Он кивнул, вытер руки о фартук, потом открыл старый буфет и достал фарфоровую тарелку. Белую, с золотым ободком и едва заметной трещинкой у края.
– Мамина, – пояснил он. – Говорила, для особых случаев беречь.
– А сегодня особый случай?
Он помолчал, разглаживая невидимые складки на скатерти.
– Знаешь... да. День, когда моя лучшая подруга научила меня быть не только гостем, но и хозяином. День, когда я понял, что дружба – это не когда тебе удобно, а когда вы оба равны. Даже в мелочах.
Плов получился невероятный. Мы сидели на его кухне, совсем небольшой, но уютной. За окном постепенно темнело, октябрьский вечер окрашивал небо в акварельные цвета. На столе грела руки любимая мамина тарелка Славки, в воздухе плавал аромат специй, и было так спокойно...
– Лен, – вдруг сказал он, – а давай на Новый год к тебе всё-таки? Но... я приготовлю.
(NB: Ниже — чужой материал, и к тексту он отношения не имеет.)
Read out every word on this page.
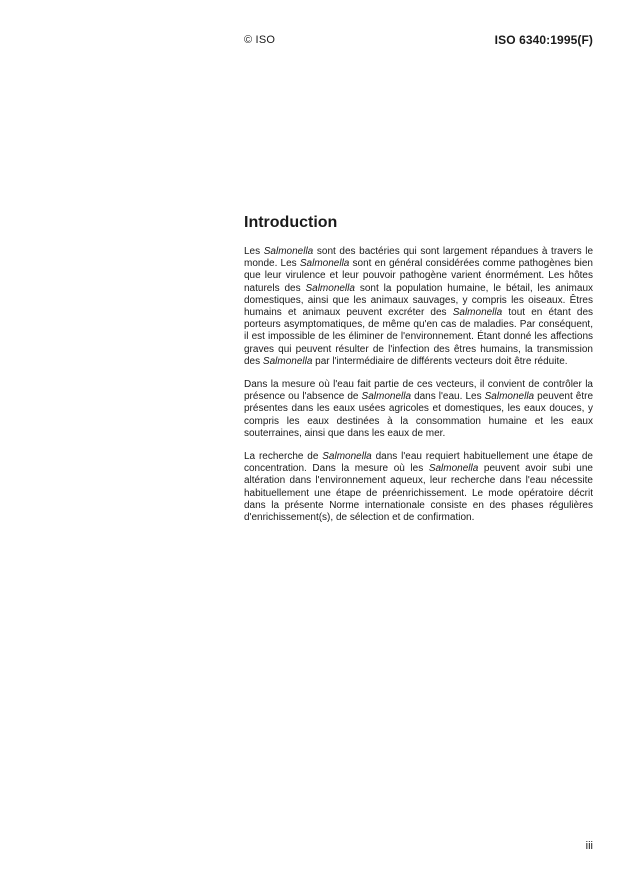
© ISO	ISO 6340:1995(F)
Introduction

Les Salmonella sont des bactéries qui sont largement répandues à travers le monde. Les Salmonella sont en général considérées comme pathogènes bien que leur virulence et leur pouvoir pathogène varient énormément. Les hôtes naturels des Salmonella sont la population humaine, le bétail, les animaux domestiques, ainsi que les animaux sauvages, y compris les oiseaux. Êtres humains et animaux peuvent excréter des Salmonella tout en étant des porteurs asymptomatiques, de même qu'en cas de maladies. Par conséquent, il est impossible de les éliminer de l'environnement. Étant donné les affections graves qui peuvent résulter de l'infection des êtres humains, la transmission des Salmonella par l'intermédiaire de différents vecteurs doit être réduite.

Dans la mesure où l'eau fait partie de ces vecteurs, il convient de contrôler la présence ou l'absence de Salmonella dans l'eau. Les Salmonella peuvent être présentes dans les eaux usées agricoles et domestiques, les eaux douces, y compris les eaux destinées à la consommation humaine et les eaux souterraines, ainsi que dans les eaux de mer.

La recherche de Salmonella dans l'eau requiert habituellement une étape de concentration. Dans la mesure où les Salmonella peuvent avoir subi une altération dans l'environnement aqueux, leur recherche dans l'eau nécessite habituellement une étape de préenrichissement. Le mode opératoire décrit dans la présente Norme internationale consiste en des phases régulières d'enrichissement(s), de sélection et de confirmation.

iii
Всё сам. Ты только стол накроешь, и всё.
Я рассмеялась:
– Нет, Слава. На Новый год я еду к маме. А вот второго января можно и к тебе. И плов этот приготовишь.
Он улыбнулся – легко, без обиды. И я подумала: иногда один тихий вечер может изменить то, что копилось годами. Иногда так важно – просто сказать "нет". И сказать это не со злостью или обидой, а с любовью. К себе – и к другим.